Hoe druppelirrigatie te maken: eenvoudige flessystemen en slangen
De oogst van de tuinman hangt sterk af van water geven. Zelfs met regelmatige en uitgebalanceerde voeding zonder water, zullen planten niet alleen geen genoeg kunnen krijgen, maar zullen ze zelfs helemaal verdwijnen. Door regelmatig water te geven is het gemakkelijk om voldoende vocht te geven, maar wat als dit niet mogelijk is? Niet iedereen woont immers constant op de percelen, veel zomerbewoners bezoeken er alleen in het weekend, op vrije dagen. En hier zullen autonome irrigatiesystemen, in het bijzonder druppelirrigatiesystemen, te hulp schieten. Dit is de ideale optie om een gedoseerde watervoorziening direct onder de gewassen te voorzien. Bovendien vermindert het het waterverbruik aanzienlijk, omdat irrigatie lokaal en in kleine porties plaatsvindt. U kunt ze kopen, of u kunt ze zelf maken. Hoe druppelirrigatie maken? Over het algemeen is het niet moeilijk. Als je niet met pijpen wilt knoeien, kun je het gebruikelijke aanpassen plastic flessenAls je de vaardigheden hebt om met wat gereedschap te werken, zal het blijken een goed en eenvoudig thuissysteem te zijn van gewone tuinslangen.
Druppelirrigatie uit plastic flessen
Misschien is het enige nadeel van een dergelijke irrigatie het vaker vullen van het systeem (fles) met water. En je moet in elke container bijvullen, en niet in de algemene tank.
Hoe druppelirrigatie te maken van een flexibele tuinslang - stap voor stap instructies
Er is een breed scala aan geautomatiseerde irrigatiesystemen op de markt. Ze zijn echter onredelijk duur voor privépercelen en ze zijn niet nodig, omdat ze de kosten niet dekken. Het is veel voordeliger om zelf druppelbevloeiing te doen met slangen van verschillende diameters. Ondanks zijn eenvoud zal het goedkoper zijn en zijn werk goed doen.
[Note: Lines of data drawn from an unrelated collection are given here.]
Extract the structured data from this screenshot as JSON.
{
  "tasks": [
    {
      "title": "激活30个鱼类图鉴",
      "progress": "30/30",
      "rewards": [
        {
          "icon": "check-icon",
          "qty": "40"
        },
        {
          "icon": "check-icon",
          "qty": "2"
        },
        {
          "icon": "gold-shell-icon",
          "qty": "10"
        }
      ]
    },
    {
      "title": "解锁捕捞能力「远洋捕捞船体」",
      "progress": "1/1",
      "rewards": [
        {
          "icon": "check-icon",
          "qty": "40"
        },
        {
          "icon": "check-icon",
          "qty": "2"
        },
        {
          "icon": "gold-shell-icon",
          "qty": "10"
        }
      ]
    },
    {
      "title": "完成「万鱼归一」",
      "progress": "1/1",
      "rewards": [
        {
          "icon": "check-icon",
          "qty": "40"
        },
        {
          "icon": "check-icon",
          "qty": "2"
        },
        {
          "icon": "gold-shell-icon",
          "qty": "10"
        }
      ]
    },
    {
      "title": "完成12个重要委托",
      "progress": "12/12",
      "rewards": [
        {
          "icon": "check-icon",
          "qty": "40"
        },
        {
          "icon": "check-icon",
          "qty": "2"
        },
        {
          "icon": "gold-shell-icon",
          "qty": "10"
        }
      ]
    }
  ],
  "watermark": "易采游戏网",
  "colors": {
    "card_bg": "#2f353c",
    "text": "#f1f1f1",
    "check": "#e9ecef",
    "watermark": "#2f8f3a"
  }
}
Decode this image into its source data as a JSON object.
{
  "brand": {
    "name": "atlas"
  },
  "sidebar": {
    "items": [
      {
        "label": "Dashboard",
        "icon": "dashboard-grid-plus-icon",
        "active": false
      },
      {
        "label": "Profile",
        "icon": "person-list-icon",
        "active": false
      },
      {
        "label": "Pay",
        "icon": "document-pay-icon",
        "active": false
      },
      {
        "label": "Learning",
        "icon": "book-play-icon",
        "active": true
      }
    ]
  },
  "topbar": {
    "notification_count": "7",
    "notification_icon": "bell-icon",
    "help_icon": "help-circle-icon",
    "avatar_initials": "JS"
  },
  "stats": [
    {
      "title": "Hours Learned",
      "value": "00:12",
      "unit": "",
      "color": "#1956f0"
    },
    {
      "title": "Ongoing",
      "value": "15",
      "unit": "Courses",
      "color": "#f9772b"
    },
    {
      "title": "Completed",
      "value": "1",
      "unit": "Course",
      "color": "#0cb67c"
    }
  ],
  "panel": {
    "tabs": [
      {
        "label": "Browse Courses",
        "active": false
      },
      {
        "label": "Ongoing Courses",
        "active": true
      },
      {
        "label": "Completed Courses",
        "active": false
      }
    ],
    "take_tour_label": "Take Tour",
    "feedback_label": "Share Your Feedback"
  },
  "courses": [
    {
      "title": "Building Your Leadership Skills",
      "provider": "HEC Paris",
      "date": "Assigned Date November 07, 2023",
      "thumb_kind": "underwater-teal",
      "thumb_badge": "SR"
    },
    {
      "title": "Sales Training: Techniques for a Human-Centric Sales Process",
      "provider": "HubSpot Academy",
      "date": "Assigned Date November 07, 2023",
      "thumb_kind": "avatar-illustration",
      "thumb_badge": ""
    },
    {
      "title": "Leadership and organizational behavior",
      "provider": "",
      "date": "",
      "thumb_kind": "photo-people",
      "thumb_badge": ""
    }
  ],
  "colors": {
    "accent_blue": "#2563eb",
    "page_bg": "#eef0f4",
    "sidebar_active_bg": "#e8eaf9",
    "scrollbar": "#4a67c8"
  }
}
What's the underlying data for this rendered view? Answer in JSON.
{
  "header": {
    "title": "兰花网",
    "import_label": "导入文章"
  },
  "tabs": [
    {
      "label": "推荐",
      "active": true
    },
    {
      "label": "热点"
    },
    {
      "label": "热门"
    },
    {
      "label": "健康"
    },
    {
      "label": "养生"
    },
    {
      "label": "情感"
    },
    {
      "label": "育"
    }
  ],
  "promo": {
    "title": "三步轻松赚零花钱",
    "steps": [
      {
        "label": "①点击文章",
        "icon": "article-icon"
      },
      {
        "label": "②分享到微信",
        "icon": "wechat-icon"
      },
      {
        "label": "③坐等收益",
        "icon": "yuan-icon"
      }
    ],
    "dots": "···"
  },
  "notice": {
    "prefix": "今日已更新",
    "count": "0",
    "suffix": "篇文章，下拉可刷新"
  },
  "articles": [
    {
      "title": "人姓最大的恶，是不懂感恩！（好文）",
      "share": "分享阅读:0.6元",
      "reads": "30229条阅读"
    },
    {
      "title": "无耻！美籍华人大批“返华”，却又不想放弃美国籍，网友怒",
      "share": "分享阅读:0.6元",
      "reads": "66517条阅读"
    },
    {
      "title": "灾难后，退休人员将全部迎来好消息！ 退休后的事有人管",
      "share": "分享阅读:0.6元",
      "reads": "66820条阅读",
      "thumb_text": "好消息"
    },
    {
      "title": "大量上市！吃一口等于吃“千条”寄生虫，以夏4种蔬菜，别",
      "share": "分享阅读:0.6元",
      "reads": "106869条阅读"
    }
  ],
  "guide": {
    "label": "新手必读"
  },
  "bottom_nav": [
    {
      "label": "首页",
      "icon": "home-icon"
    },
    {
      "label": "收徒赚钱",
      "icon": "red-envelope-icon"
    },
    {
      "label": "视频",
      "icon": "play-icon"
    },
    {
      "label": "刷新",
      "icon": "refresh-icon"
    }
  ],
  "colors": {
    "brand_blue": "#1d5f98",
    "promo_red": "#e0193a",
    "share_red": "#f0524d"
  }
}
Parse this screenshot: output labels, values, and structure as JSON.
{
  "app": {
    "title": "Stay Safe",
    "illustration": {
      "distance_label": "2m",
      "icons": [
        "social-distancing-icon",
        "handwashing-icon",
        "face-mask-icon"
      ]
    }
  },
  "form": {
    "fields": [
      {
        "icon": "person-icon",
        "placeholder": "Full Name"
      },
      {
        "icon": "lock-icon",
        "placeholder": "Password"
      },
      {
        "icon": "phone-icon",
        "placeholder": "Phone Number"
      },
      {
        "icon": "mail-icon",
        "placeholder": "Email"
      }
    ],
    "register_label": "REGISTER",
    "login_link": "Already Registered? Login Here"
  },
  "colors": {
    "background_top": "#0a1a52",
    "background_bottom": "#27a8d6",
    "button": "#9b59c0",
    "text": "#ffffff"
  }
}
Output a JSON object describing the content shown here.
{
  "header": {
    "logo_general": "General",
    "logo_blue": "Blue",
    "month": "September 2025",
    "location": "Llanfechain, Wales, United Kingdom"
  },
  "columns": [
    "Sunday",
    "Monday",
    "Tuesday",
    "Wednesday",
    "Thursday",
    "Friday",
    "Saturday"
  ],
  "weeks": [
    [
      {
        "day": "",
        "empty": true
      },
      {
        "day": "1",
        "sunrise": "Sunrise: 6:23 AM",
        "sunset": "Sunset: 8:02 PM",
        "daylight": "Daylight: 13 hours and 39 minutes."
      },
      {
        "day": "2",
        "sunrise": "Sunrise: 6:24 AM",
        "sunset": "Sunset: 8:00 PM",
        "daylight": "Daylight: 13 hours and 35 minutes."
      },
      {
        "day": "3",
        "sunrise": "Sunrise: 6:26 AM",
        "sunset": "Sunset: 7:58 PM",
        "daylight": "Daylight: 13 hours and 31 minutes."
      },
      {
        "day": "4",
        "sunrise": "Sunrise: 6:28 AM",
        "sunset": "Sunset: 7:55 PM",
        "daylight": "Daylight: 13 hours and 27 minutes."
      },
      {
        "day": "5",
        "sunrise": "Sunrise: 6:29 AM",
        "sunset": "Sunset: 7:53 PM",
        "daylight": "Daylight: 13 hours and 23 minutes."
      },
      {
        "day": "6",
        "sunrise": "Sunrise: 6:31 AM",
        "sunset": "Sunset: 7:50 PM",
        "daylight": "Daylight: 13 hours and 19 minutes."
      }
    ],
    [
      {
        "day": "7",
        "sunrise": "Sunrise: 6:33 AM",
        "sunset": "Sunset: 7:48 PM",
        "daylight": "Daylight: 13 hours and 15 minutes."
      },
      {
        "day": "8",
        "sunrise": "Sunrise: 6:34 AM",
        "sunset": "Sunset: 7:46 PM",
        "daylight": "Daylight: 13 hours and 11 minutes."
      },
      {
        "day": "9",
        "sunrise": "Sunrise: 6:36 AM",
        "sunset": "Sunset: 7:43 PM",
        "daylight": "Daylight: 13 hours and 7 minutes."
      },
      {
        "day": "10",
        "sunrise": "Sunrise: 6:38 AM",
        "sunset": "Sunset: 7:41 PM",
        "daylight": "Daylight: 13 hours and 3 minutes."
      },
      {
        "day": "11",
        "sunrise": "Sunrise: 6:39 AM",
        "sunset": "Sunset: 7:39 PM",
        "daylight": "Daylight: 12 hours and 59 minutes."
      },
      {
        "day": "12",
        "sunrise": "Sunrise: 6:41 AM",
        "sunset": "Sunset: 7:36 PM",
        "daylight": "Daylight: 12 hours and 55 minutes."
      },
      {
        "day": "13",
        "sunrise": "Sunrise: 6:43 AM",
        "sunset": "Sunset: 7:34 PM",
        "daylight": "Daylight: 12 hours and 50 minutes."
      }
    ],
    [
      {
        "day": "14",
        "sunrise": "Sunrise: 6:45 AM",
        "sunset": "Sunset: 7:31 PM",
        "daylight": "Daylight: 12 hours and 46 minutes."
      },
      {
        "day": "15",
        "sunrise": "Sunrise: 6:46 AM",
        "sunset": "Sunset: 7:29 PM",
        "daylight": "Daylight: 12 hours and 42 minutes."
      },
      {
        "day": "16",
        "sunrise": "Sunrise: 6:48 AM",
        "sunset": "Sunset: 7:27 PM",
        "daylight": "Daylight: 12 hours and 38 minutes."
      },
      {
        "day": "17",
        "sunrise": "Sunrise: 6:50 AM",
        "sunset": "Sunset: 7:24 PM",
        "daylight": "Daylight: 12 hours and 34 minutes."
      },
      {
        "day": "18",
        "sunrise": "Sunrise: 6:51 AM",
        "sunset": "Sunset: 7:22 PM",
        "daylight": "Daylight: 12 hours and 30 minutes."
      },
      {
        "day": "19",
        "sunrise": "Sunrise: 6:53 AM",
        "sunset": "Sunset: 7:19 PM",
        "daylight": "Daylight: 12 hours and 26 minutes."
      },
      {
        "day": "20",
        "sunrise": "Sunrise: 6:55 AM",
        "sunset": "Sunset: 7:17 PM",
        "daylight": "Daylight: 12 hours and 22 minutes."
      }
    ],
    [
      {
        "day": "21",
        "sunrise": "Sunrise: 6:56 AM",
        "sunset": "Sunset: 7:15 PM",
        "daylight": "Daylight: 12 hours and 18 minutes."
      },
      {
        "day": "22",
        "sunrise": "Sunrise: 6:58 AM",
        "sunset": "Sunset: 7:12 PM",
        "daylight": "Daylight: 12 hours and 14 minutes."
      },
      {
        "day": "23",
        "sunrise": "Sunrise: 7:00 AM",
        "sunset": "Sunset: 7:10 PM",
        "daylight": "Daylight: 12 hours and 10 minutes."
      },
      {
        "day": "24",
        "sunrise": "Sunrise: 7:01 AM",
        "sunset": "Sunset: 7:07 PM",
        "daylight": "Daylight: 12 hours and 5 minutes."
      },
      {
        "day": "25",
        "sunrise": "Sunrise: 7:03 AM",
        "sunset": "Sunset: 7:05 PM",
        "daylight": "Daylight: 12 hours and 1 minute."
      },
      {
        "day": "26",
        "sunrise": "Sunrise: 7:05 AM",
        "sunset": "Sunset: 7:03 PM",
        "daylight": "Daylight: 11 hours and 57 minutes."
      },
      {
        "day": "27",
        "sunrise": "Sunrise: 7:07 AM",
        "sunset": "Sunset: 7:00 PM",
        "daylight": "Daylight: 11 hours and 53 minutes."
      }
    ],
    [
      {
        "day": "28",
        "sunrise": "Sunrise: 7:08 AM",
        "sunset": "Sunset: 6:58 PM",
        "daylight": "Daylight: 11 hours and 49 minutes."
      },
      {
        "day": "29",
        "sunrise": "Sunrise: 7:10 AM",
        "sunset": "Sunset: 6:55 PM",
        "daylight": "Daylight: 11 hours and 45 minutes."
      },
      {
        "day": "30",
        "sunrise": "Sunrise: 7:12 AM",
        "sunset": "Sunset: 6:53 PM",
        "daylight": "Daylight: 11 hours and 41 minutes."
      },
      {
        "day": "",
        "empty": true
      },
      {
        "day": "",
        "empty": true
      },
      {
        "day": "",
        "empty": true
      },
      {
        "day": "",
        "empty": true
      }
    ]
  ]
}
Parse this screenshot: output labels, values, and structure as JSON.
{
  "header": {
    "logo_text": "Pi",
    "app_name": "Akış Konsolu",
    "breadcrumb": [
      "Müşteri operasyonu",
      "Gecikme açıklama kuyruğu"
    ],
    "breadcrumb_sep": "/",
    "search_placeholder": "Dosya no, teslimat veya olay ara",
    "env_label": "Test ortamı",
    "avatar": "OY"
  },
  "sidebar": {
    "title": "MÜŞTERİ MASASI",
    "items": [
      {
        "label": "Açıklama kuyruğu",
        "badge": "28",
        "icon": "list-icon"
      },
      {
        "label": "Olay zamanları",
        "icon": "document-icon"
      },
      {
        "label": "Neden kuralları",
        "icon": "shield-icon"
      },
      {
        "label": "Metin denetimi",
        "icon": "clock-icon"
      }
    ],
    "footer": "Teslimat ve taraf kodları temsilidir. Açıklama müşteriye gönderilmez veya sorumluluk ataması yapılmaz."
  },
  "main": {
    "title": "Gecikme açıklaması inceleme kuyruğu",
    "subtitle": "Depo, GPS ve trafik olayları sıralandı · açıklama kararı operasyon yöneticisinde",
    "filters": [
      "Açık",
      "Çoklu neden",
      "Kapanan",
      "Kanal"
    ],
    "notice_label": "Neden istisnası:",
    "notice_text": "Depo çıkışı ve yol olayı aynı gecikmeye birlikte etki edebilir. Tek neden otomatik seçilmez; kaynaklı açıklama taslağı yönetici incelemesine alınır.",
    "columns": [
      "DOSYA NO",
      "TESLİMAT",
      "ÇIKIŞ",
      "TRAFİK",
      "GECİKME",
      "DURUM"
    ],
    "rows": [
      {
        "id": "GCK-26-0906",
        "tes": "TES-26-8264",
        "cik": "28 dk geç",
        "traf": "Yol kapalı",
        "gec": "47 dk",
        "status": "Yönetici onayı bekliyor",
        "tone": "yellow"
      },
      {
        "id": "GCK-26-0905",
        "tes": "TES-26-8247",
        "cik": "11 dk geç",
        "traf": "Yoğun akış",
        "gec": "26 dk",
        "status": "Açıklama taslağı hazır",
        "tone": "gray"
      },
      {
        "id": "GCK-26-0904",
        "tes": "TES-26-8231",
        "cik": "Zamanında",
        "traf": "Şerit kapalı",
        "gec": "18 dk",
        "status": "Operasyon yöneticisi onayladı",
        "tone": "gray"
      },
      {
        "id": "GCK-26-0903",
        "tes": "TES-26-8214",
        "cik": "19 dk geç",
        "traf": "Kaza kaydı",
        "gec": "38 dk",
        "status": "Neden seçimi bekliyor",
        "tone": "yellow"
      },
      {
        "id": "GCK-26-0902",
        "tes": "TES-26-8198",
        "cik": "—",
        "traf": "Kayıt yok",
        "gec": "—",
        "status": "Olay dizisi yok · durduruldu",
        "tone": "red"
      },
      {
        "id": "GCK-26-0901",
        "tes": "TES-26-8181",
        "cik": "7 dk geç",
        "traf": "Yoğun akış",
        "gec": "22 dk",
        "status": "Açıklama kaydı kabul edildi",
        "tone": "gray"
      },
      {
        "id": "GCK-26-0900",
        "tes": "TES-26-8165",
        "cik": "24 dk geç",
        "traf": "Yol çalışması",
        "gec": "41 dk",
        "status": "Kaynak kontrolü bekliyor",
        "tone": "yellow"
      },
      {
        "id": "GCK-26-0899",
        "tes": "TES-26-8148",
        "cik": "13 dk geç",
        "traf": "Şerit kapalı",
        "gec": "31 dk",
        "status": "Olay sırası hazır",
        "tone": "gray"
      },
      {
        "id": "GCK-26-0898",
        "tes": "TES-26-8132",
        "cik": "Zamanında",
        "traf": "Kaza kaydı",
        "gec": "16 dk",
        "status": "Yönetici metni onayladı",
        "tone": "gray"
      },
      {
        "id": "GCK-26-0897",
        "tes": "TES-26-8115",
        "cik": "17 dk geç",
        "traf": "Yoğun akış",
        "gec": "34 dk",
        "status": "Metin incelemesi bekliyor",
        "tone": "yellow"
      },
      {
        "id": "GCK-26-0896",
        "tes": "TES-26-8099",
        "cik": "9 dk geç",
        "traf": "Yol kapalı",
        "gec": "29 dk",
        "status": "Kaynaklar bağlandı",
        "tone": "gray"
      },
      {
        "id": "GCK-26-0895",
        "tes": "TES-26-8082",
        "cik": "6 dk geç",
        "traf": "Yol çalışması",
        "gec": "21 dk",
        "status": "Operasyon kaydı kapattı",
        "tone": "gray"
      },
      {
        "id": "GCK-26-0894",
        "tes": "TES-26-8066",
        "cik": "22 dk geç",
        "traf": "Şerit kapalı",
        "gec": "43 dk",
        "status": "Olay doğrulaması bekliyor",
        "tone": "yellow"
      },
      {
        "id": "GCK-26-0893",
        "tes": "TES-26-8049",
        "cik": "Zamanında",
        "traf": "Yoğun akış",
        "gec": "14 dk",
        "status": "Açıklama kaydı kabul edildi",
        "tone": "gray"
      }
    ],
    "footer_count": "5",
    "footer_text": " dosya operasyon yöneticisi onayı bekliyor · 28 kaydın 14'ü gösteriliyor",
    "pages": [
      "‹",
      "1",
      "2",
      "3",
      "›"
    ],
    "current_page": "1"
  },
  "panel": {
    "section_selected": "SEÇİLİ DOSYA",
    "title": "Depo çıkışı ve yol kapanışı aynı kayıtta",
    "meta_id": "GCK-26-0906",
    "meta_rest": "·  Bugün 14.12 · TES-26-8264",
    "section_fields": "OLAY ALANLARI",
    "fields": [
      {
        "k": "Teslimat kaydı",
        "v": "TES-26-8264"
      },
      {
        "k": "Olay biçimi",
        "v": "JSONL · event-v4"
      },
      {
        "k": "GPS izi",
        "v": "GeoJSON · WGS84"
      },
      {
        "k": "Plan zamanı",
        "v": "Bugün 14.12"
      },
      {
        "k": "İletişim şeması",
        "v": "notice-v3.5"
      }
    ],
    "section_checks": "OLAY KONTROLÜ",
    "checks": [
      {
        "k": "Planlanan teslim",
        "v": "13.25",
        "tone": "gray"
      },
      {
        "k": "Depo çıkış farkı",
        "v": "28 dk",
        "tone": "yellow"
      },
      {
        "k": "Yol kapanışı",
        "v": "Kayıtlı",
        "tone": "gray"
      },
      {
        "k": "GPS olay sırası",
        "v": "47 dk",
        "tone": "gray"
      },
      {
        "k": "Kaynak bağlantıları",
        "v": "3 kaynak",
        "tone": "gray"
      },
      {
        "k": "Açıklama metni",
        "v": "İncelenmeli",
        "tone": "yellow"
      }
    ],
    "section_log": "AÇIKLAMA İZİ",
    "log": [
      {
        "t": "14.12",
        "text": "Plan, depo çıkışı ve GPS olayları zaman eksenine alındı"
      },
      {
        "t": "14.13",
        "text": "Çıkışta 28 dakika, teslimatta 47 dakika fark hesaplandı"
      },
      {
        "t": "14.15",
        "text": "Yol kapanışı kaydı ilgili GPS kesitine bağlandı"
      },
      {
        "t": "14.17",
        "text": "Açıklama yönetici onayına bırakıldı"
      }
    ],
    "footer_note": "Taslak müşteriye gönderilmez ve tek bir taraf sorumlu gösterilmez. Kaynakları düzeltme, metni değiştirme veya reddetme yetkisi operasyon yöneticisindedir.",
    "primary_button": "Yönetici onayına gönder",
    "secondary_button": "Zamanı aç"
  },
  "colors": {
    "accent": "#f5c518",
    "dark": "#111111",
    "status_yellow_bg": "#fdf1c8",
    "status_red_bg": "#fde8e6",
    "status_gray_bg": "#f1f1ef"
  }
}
Allereerst moet u beslissen over een opslagtank die het hele systeem van water zal voorzien. Het kan een plastic vat zijn met een gemiddelde inhoud van ongeveer 100 liter. Het volume kan groter zijn - het hangt allemaal af van het irrigatiegebied, maar u moet geen kleinere tank nemen. Het moet minimaal 1 m boven het maaiveld worden geïnstalleerd om de waterdruk te garanderen. Maak een gat in de bodem van het vat om de kraan en de centrale slang aan te sluiten. Hij moet minstens 5 cm boven de bodem zijn om te voorkomen dat er vuil in de slang komt.
De vaten kunnen worden gevuld door ze aan te sluiten op de centrale watertoevoer of door ze aan te sluiten op de regenpijpen. In het laatste geval is het raadzaam om een filter bij de uitlaat te plaatsen, anders kan het systeem verstopt raken met vuil regenwater.
Verdere installatie is als volgt:
- Installeer een kraan op het vat.
- Sluit de centrale slang aan.
- Maak er op de gewenste afstanden doorgaande gaten in met een scherpe boor en met lage snelheid. De diameter van dergelijke gaten moet iets kleiner zijn dan de bochten zelf.
- Bereid bochten voor. Snijd hiervoor dunne flexibele slangen met een diameter van niet meer dan 4 mm in stukken van 30 cm of meer. Vouw ze dubbel en snij een klein gaatje bij de vouw (alleen op een van de muren). Het moet na het aansluiten volledig in de middelste slang zitten.
- Verwarm de centrale slang, dompel hem in kokend water en steek de bochten erin, waarbij je dunne slangen door de doorlopende gaten leidt.
Het blijft alleen om het water te vullen en het systeem te starten door de kraan op het vat te openen. En nog een nuance waarmee rekening moet worden gehouden. Als het water geven in een open ruimte wordt georganiseerd, is het beter om duurdere maar ook weerbestendige slangen en leidingen te kopen. Ze verdragen de invloed van zonlicht, hoge en lage temperaturen beter. Dienovereenkomstig gaan ze langer mee. In grote gebieden is het ook raadzaam om een pomp aan te sluiten om water over lange afstanden te leveren en de druk in de leidingen te behouden.